El G-20 no consigue poner los cimientos más precarios para el alivio de la crisis económica que nos asfixia. El Tribunal Constitucional ha tardado cuatro años en aplicar al Estatuto catalán una Carta Magna que sólo tiene 169 artículos, y abriendo, encima, más heridas de las que cierra. Los generales que se suceden en el frente afgano no logran otra cosa que firmar bajas y presidir entierros. Pintan bastos.
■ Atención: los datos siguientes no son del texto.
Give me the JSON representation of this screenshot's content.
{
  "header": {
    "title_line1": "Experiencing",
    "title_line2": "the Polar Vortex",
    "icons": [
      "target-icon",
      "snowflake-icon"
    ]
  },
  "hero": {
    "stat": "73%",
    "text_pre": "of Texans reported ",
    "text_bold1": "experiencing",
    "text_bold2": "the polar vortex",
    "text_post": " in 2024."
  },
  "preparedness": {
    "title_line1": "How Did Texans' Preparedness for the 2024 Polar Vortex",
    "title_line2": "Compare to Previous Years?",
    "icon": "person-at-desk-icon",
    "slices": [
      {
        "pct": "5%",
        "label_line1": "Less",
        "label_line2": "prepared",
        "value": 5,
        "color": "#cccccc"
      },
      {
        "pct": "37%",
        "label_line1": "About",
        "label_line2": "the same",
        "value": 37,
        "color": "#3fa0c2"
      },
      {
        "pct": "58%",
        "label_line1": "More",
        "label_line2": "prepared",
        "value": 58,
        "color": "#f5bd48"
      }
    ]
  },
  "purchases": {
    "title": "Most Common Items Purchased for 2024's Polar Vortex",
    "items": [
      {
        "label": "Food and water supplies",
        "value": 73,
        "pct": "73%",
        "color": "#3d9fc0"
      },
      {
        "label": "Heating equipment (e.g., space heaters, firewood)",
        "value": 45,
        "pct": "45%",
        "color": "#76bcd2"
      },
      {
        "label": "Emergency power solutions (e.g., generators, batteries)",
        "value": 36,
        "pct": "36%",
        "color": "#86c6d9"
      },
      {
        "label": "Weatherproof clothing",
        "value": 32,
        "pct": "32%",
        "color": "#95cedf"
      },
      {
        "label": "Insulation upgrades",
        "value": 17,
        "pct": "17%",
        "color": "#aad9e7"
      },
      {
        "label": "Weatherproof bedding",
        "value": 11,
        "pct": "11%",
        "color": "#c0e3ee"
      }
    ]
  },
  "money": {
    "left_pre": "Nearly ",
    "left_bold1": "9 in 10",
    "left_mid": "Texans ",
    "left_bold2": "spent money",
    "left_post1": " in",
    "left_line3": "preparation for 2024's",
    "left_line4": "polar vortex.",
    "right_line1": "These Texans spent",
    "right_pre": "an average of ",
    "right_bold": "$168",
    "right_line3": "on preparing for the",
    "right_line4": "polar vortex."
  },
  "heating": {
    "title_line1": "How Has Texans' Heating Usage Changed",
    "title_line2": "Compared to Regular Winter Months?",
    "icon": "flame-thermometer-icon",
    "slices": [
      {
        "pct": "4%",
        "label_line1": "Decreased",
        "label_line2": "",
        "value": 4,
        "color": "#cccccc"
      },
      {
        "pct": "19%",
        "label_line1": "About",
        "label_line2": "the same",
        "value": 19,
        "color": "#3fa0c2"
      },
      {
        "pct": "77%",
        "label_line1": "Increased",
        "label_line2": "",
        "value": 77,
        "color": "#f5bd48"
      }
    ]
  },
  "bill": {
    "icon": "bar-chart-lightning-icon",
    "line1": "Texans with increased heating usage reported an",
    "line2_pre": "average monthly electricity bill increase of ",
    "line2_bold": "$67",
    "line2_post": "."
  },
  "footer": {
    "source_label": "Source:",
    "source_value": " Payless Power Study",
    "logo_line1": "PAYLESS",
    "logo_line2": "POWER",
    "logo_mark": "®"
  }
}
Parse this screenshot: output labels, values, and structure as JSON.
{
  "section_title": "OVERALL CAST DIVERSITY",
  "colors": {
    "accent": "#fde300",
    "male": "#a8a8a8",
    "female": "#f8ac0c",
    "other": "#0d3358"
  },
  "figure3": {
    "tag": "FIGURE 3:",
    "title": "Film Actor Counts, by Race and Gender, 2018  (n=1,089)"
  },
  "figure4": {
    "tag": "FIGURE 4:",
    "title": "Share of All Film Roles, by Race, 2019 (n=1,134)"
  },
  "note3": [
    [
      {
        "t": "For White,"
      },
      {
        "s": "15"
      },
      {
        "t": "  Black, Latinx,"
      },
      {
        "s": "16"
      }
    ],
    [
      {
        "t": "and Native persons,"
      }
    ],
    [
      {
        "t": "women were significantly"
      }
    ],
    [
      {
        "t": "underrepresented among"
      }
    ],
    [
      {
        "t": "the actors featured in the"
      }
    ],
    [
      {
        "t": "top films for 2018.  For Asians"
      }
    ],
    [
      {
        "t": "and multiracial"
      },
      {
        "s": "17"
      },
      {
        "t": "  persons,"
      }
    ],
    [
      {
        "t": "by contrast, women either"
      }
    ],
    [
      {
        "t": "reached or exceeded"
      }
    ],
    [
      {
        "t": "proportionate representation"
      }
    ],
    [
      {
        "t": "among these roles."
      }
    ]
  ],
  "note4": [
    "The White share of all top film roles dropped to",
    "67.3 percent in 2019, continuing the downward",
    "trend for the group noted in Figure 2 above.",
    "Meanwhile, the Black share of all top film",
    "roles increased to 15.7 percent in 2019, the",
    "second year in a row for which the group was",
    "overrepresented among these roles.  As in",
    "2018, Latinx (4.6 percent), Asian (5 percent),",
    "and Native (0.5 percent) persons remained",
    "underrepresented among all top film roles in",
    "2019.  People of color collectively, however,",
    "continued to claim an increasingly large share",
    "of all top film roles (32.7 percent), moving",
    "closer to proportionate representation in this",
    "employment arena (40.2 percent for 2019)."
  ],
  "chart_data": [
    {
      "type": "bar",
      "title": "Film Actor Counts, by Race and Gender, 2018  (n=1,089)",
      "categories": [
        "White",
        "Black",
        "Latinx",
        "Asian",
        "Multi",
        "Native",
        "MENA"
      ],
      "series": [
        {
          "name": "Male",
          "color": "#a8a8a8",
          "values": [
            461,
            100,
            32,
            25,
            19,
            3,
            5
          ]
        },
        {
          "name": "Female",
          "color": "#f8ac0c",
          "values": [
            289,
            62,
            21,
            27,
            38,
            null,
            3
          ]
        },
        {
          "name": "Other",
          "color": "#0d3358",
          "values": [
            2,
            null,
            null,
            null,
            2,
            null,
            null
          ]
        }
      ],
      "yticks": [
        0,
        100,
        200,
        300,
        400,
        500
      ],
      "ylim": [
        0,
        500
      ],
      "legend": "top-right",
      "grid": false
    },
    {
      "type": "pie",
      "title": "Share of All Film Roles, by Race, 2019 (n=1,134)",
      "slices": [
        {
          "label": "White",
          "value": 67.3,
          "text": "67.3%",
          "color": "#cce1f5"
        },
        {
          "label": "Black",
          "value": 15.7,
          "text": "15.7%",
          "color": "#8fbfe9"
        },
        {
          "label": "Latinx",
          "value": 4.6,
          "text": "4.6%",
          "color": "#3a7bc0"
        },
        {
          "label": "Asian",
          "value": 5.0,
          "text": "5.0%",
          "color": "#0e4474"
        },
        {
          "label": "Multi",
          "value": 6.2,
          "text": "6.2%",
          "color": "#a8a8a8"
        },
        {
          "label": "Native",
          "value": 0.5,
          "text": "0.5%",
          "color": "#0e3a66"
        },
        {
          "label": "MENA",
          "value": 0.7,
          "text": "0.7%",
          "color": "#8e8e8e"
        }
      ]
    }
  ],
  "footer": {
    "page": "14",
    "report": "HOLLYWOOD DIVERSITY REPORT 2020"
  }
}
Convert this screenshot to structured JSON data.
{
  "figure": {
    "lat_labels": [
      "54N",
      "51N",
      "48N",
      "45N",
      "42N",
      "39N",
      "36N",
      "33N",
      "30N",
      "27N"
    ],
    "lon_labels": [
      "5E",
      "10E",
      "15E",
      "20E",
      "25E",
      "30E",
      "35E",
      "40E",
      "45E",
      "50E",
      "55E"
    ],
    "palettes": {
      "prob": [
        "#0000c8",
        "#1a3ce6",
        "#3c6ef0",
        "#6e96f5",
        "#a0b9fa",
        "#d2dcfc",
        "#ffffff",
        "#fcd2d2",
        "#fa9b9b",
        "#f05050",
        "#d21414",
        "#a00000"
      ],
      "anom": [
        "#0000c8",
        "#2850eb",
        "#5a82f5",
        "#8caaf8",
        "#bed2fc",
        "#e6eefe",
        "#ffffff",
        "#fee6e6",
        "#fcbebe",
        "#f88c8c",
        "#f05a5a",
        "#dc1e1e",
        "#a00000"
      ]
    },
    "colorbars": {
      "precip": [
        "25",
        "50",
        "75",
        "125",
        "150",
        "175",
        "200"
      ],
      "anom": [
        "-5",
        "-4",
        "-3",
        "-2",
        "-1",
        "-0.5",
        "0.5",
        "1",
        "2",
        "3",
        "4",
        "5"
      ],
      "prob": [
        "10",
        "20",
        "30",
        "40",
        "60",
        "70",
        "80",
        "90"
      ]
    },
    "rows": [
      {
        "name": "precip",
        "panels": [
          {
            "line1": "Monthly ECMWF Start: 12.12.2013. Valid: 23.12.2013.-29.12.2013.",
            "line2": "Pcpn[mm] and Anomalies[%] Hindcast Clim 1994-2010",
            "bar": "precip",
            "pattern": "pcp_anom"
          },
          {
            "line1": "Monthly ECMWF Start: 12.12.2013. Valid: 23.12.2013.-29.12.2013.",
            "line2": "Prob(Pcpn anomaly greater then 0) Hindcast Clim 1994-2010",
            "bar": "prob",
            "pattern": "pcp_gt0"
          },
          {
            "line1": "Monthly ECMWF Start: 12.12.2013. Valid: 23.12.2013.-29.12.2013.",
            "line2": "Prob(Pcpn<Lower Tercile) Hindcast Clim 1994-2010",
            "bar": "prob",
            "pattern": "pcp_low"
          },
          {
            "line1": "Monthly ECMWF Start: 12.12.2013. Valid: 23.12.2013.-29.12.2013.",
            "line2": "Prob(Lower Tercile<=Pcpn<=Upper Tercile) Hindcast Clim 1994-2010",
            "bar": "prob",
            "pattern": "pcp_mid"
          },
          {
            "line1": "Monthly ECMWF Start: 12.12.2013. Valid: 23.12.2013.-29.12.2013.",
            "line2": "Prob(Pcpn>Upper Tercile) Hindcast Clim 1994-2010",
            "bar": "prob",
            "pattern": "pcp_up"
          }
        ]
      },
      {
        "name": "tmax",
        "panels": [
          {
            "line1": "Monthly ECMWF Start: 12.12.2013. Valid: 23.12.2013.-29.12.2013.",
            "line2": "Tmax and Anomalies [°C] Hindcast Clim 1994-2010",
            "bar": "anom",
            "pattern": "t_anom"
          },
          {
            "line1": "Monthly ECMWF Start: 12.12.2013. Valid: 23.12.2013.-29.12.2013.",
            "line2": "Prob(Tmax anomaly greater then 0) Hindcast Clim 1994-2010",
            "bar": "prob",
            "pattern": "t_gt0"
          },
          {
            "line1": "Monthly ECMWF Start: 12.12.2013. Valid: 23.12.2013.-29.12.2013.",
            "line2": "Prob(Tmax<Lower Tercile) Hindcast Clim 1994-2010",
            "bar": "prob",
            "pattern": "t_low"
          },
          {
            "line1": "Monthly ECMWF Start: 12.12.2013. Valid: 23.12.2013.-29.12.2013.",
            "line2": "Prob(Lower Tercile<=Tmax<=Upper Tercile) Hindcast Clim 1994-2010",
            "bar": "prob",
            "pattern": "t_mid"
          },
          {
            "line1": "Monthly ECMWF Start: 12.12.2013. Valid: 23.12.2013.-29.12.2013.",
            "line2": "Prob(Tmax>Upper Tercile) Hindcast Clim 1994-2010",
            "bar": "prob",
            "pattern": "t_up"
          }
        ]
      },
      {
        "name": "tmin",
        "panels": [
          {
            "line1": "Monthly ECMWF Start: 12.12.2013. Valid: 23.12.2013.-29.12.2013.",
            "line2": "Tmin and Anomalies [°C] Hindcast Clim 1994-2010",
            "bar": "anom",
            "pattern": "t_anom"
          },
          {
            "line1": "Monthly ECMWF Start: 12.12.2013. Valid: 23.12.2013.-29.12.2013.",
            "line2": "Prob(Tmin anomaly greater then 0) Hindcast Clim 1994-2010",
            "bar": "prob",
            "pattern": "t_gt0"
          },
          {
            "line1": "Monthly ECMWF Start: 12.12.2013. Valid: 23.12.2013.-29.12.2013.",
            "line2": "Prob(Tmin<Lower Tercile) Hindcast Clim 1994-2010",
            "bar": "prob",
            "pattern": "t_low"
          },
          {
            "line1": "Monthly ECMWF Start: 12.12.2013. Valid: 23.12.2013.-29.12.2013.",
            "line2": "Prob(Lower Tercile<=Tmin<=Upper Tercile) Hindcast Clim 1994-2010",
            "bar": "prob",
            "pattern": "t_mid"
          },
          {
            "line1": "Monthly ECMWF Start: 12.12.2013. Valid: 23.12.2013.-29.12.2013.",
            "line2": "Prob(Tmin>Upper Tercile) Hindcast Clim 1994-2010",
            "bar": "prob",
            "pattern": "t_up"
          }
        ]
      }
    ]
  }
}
Menos mal que, en ese mundo sujeto al caos, al desespero y la incertidumbre, aparece por sorpresa una institución capaz de entender el origen de los problemas y ponerles coto. Me refiero, por supuesto, a la Federación de la Cosa Excelsa, es decir, a la Internacional del Fútbol Asociación (FIFA, para los avisados), y en concreto al designio reciente que prohíbe repetir a partir de ahora en las pantallas gigantescas de los estadios en que se celebra el campeonato del mundo los lances del juego que puedan llamar a las críticas de la labor arbitral. Como éstos, los árbitros, se equivocan mucho más que las cajeras de los supermercados (aunque mucho menos que los ministros y próceres en ejercicio diverso del poder), la FIFA ha dado en que más vale poner la venda antes que la herida y, en particular, distribuir bien esa gasa alrededor de los ojos. La ceguera lleva a la mudez o, al menos, a la contención del griterío de protestas que amenazaba ya dejar en segundo plano ese concierto mantenido de las trompetas ubicuas. No habrá más imágenes que indiquen el error, ni accidental ni sujeto a norma, y muerto ese perro desaparecerá como por ensalmo la rabia.

Se me hace difícil entender cómo no se les habrá ocurrido esa solución mágica a todos los demás personajes en apuros y, en particular, a las autoridades en horas bajas. Pongamos que un presidente, por decir algo, celebra una rueda de prensa y en ella vierte, qué sé yo, amén de los globos sonda habituales acerca de lo que piensa hacer o dejar de hacer una o dos equivocaciones de bulto, de ésas susceptibles de ser detectadas incluso por quienes se sirven de la wikipedia como fuente única del conocimiento. A partir de ahí todo son mohínes y congojas, lamentos y rasgar de vestiduras, cuando bastaría con echar mano de la solución FIFA prohibiendo que se ofrezcan repeticiones de la equivocación presidencial (o ministerial, o portavocil, que todo vale) para que las aguas no salieran siquiera de su cauce. Los reporteros que son testigos del mal paso acostumbran a hacerse eco de él con un empeño tan maligno que lleva primero a que la noticia de airee varias veces -en los diarios hablados, en la prensa escrita, en la televisión- para ir luego de esquina en esquina, como en el juego de la oca, de la mano de los columnistas atentos a cualquier motivo de lucimiento. Los editoriales tardan algo más, pero llegan. Pues bien; sin más que prohibir la repetición del lance, desaparecerían las angustias sobrevenidas. Sólo cabría decir aquello de que el prócer requirió la espada, miró al soslayo, fuese, y no hubo nada.